Similarly, Section 12 of the Hindu Marriage Act speaks of a voidable marriage which reads as follows:-

(1) Any marriage solemnized, whether before or after the commencement of this Act, shall be voidable and may be annulled by a decree of nullity on any of the following grounds, namely:

(a) that the marriage has not been consummated owing to the impotence of the respondent; or

(b) that the marriage is in contravention of the condition specified in clause (ii)(insanity and unsoundness of mind) of Section 5; or

(c) that the consent of the petitioner, or where the consent of the guardian in marriage of the petitioner [was required under Section 5 as it stood immediately before the commencement of the Child Marriage Restraint (Amendment) Act, 1978] the consent of such guardian was obtained by force [or by fraud as to the nature of the ceremony or as to any material fact or circumstance concerning the respondent]; or

(d) that the respondent was at the time of the marriage pregnant by some person other than the petitioner.

(2) Notwithstanding anything contained in sub-section (1), no petition for annulling a marriage,

(a) on the ground specified in clause (c) of sub-section (1), shall be entertained if

(i) the petition presented more than one year after the force had ceased to operate or, as the case may be, the fraud had been discovered; or

(ii) the petitioner has, with his or her full consent, lived with the other party to the marriage as husband or wife after the force had ceased to operate or, as the case may be, the fraud had been discovered;

(b) on the ground specified in clause (d) of sub-section (1) shall be entertained unless the court is satisfied,

(i) that the petitioner was at the time of the marriage ignorant of the facts alleged; (

ii) that proceedings have been instituted in the case of a marriage solemnized before the commencement of this Act within one year of such commencement and in the case of marriages solemnized after such commencement within one year from the date of the marriage; and

(iii) that marital intercourse with the consent of the petitioner has not taken place since the discovery by the petitioner of the existence of [the said ground]”

Conclusion of both sections

A close reading of these two provisions would go to show that a marriage solemnized in violation of sub section (iii) (age of parties) of Section 5 of the Hindu Marriage Act has not been declared either as void or voidable. The marriage which falls within the ambit of Section 11 has been held to be void from its very inception [vide Yamunabai Anantrao Adhav Vs. Anantrao Shivram Adhav, A.I.R. 1988 S.C. 644].

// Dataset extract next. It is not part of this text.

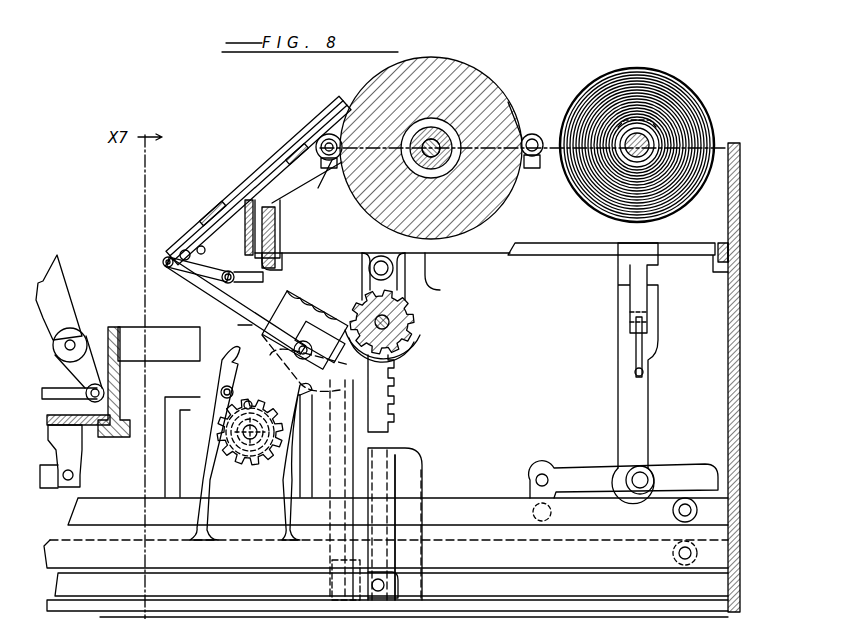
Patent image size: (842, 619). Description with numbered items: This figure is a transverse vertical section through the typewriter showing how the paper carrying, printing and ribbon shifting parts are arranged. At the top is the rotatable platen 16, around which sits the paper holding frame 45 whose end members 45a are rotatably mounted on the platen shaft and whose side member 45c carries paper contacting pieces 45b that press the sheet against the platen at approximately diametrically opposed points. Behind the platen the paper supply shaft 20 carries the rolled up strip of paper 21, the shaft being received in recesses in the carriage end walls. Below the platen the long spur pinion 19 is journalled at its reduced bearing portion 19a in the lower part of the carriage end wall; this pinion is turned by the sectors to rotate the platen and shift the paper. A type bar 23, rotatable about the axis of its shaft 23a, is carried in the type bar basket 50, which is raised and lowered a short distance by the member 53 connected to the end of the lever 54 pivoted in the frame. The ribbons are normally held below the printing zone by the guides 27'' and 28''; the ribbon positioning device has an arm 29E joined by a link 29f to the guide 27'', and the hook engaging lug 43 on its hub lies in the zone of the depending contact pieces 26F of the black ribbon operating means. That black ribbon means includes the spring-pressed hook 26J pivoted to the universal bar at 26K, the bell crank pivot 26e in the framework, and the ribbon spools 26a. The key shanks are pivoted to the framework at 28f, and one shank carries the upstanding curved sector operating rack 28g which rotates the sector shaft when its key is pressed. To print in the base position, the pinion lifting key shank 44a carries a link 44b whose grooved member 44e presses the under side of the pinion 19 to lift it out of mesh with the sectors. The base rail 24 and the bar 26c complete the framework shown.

So far as a voidable marriage as provided in Section 12 of the Act is concerned, the said marriage may be annulled by a decree of nullity on any one or more of the grounds enumerated thereunder. Since the Hindu Marriage Act as well as the Child Marriage Restraint Act do not declare a marriage of a minor either as void or voidable, such a child marriage was treated all along as valid.

There were number of judicial pronouncements to this effect. In this legal scenario, The Hindu Minority and Guardianship Act also provided that the husband of a minor wife is her natural guardian.

The effect of Child marriage restraint act, 1929

While so, it was felt that the Child Marriage Restraint Act, did not achieve the desired result. Despite the punishment provided for child marriages, and despite making the punishment more stringent, the menace of child marriage could not be completely eradicated. There were demands from various quarters for making an effective law for this purpose.

Child marriage prohibition act, 2006

The Law Commission also recommended for such a law. Responding to the same, at last, with effect from 10.01.2007, “The Prohibition of Child Marriage Act, 2006” was brought into force thereby repealing The Child Marriage Restraint Act, 1929.

As envisaged in Section 1 of the said Act, it extends to the whole of India; and it applies also to all citizens of India. It is manifestly clear that this Act is secular in nature which has crossed all barriers of personal laws. Thus, irrespective of the personal laws, under this Act, child marriages are prohibited.